Loading Now

Modernizing Terraform Pipelines on Azure: OIDC Federation for GitHub Actions and Azure DevOps

Many Terraform-on-Azure pipelines still use the same authentication methods they adopted three years ago. This often involves relying on a long-lived ARM_CLIENT_SECRET stored in GitHub Actions or Azure DevOps—set once, circulated around, and only refreshed when something goes wrong.

This credential tends to be the most overlooked in cloud settings and is statistically prone to leaking. Issues can arise when a developer takes a screenshot of a variable group, a pipeline log reveals a secret, a fork inherits access unexpectedly, or the secret simply expires on a Friday evening, impacting production deployments.

However, Workload Identity Federation (WIF) eliminates these problems. Instead of handling secrets, the pipeline creates a short-lived token at runtime and exchanges it for an Azure access token through Microsoft Entra. This system has been available in GitHub Actions since 2021, and Azure DevOps introduced WIF in February 2024. The azurerm Terraform provider has supported it since version 3.7.

This post will guide you through the entire process for both GitHub Actions and Azure DevOps, based on my experiences across multiple client environments.

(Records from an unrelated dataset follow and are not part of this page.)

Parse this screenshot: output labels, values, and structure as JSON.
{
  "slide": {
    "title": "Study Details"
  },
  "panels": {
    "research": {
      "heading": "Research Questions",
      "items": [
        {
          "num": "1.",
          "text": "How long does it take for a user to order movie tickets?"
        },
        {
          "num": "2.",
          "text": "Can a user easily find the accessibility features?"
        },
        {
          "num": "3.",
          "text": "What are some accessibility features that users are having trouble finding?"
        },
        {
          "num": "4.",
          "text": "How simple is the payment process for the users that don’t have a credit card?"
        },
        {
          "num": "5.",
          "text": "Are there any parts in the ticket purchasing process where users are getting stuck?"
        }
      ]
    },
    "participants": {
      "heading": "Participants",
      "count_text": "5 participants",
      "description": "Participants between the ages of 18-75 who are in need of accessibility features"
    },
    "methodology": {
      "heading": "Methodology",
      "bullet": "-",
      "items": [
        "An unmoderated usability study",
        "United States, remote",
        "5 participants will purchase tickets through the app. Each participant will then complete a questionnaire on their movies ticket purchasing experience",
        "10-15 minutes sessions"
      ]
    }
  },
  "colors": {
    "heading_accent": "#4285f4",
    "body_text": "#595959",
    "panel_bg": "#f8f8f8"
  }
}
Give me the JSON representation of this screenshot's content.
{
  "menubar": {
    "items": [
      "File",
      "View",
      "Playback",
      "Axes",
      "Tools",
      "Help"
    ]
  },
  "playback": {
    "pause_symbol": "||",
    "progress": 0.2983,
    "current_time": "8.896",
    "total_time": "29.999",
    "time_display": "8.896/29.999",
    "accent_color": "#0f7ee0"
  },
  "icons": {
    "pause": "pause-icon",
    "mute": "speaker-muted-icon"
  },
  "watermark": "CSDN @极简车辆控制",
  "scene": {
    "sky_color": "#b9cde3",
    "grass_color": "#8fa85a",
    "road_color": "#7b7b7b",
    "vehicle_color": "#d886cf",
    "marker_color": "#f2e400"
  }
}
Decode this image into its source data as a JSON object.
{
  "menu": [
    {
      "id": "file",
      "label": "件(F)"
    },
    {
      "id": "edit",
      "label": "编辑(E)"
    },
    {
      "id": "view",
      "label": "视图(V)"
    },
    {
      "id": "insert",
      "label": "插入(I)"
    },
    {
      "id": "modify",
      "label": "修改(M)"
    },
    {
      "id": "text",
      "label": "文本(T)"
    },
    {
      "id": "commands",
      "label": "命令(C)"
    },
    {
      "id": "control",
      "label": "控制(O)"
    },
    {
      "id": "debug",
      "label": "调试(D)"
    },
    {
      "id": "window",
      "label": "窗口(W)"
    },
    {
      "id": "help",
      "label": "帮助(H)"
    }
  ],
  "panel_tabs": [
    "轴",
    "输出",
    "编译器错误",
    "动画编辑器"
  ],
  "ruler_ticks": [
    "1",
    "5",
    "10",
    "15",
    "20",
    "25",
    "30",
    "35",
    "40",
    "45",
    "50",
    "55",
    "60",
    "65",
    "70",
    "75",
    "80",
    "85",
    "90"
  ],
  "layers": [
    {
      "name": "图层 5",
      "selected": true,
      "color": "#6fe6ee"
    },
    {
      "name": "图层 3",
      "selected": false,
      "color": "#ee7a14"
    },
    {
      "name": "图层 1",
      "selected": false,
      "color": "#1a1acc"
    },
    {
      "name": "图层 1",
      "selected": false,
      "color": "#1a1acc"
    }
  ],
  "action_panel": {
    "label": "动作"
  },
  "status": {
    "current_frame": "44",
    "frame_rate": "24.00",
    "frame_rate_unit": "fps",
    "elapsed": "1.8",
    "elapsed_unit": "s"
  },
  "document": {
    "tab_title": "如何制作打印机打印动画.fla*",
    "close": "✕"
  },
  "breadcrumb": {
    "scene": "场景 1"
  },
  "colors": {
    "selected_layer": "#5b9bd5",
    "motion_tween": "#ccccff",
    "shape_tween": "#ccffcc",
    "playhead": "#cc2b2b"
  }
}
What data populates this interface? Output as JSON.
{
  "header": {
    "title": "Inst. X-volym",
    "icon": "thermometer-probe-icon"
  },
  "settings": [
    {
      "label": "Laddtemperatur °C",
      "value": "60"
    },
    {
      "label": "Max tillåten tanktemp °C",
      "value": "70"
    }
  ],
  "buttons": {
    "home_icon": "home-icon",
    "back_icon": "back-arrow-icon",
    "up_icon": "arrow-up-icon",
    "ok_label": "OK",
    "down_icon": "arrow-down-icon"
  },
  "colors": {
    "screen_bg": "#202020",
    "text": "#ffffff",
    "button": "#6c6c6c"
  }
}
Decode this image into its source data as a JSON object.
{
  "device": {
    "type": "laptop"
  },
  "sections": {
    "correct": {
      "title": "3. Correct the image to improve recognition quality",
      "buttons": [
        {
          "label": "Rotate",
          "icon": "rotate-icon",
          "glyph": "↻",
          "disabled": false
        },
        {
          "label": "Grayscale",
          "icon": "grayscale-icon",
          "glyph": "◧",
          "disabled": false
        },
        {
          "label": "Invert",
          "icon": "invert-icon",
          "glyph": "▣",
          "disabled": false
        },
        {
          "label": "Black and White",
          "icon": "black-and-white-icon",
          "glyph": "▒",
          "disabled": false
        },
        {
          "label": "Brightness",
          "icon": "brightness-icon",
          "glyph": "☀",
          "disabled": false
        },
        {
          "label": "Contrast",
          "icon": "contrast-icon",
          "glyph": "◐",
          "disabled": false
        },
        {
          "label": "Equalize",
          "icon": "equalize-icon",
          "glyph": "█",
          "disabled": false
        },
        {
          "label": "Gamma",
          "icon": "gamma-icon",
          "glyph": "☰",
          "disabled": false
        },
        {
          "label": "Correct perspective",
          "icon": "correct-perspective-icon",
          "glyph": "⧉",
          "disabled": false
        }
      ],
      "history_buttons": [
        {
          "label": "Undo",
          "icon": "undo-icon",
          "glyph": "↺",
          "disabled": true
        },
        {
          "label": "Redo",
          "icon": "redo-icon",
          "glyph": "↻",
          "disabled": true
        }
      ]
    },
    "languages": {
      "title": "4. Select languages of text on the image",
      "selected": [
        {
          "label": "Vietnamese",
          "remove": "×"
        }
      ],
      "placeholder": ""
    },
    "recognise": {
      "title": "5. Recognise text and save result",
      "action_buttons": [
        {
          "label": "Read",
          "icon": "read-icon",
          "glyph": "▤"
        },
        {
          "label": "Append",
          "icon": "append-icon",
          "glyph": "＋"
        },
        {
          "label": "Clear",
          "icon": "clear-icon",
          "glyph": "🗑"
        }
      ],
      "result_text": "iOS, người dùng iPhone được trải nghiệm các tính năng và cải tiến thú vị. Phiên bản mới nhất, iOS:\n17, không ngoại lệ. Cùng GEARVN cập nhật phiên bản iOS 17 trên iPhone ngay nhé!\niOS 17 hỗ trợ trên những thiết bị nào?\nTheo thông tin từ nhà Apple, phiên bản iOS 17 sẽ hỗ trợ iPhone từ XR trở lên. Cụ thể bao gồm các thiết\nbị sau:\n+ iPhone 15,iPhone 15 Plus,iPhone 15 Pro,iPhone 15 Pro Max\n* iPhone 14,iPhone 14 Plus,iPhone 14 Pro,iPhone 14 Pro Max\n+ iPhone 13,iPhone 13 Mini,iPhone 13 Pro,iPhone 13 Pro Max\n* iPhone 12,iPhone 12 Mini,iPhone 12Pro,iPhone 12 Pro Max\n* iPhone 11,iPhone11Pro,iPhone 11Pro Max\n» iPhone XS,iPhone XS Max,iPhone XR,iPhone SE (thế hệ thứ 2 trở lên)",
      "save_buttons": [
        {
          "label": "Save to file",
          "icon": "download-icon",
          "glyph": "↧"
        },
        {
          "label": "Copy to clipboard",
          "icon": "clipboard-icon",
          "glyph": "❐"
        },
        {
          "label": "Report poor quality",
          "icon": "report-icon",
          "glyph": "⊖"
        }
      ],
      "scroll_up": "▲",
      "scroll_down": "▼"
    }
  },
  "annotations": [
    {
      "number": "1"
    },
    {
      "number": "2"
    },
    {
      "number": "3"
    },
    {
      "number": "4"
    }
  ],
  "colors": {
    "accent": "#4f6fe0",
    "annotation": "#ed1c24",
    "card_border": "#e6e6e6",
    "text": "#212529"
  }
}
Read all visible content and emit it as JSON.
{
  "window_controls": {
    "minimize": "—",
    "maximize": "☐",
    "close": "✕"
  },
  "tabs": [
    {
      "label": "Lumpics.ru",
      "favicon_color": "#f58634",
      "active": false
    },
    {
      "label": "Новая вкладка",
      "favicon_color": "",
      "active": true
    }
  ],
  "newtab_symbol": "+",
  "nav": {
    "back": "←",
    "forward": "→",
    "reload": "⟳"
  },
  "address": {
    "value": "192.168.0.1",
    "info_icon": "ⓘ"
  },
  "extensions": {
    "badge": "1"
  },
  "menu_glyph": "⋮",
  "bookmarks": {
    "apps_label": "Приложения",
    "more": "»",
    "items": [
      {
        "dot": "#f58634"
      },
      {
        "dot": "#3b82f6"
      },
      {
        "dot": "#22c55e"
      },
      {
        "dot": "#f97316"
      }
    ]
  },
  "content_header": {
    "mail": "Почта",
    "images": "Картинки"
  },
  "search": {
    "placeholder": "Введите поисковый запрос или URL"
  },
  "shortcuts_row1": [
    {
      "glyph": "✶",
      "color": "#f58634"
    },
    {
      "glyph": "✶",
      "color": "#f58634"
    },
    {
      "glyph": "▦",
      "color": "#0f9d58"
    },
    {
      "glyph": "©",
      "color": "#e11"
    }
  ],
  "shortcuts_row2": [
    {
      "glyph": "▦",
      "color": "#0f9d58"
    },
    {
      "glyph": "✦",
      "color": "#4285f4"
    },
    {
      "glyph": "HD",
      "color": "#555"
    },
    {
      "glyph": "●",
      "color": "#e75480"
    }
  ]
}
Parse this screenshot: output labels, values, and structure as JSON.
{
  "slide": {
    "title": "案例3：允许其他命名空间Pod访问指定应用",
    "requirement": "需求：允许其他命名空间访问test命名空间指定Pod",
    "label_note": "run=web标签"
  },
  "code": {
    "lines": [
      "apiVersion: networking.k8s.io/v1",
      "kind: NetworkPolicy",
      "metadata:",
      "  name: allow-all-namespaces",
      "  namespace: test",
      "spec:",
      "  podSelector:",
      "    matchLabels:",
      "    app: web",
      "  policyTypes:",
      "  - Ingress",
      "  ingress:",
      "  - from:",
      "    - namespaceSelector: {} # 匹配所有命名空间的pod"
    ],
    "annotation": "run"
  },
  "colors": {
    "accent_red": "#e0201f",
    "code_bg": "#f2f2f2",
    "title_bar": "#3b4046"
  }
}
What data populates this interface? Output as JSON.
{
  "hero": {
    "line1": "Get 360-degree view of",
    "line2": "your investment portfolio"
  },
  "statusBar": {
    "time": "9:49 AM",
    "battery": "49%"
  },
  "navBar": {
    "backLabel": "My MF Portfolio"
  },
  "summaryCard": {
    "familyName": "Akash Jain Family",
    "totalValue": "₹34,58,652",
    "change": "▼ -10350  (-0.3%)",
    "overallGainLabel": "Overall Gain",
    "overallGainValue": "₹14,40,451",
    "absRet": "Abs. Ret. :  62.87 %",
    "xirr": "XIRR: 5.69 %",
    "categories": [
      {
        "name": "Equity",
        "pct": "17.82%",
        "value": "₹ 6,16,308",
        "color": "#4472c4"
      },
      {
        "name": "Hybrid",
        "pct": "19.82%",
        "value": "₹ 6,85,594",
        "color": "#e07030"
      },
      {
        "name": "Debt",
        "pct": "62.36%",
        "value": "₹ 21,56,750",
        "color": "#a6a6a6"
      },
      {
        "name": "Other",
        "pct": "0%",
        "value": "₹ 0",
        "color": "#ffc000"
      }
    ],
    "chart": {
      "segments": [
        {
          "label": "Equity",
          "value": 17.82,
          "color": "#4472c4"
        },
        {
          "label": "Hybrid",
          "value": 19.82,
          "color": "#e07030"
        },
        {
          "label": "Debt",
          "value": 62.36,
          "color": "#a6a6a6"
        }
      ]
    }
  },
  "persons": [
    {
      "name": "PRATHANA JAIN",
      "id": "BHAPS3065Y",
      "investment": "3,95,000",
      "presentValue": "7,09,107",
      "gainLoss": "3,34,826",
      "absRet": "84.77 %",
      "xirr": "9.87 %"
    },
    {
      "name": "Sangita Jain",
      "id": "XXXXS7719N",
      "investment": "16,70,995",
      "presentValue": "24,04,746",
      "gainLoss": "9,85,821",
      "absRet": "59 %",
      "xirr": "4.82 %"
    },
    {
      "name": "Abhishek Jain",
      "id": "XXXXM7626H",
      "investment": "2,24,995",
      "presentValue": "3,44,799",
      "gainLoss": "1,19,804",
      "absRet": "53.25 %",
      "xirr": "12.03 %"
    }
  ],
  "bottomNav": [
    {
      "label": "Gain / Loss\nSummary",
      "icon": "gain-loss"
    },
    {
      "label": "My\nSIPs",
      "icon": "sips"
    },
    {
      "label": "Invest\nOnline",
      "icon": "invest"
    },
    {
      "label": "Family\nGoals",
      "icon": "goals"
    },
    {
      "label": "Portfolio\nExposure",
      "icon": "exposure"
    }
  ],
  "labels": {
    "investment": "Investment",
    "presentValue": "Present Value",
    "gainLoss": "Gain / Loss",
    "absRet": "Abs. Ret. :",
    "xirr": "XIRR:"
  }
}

Before delving into any YAML configuration, let’s picture the process:

  1. The CI system (either GitHub or ADO) generates a short-lived JWT that specifies exactly what’s being run—such as the repository, branch, environment, and service connection.
  2. The pipeline sends this JWT to Microsoft Entra ID.
  3. Entra verifies it against a federated identity credential you’ve set up on either a managed identity or an app registration. The claims iss, sub, and aud must match, and this comparison is case-sensitive.
  4. If verification succeeds, Entra returns an Azure access token that lasts for the duration of the job.
  5. Terraform then uses this token, and when the job concludes, the token expires—ensuring nothing is left behind.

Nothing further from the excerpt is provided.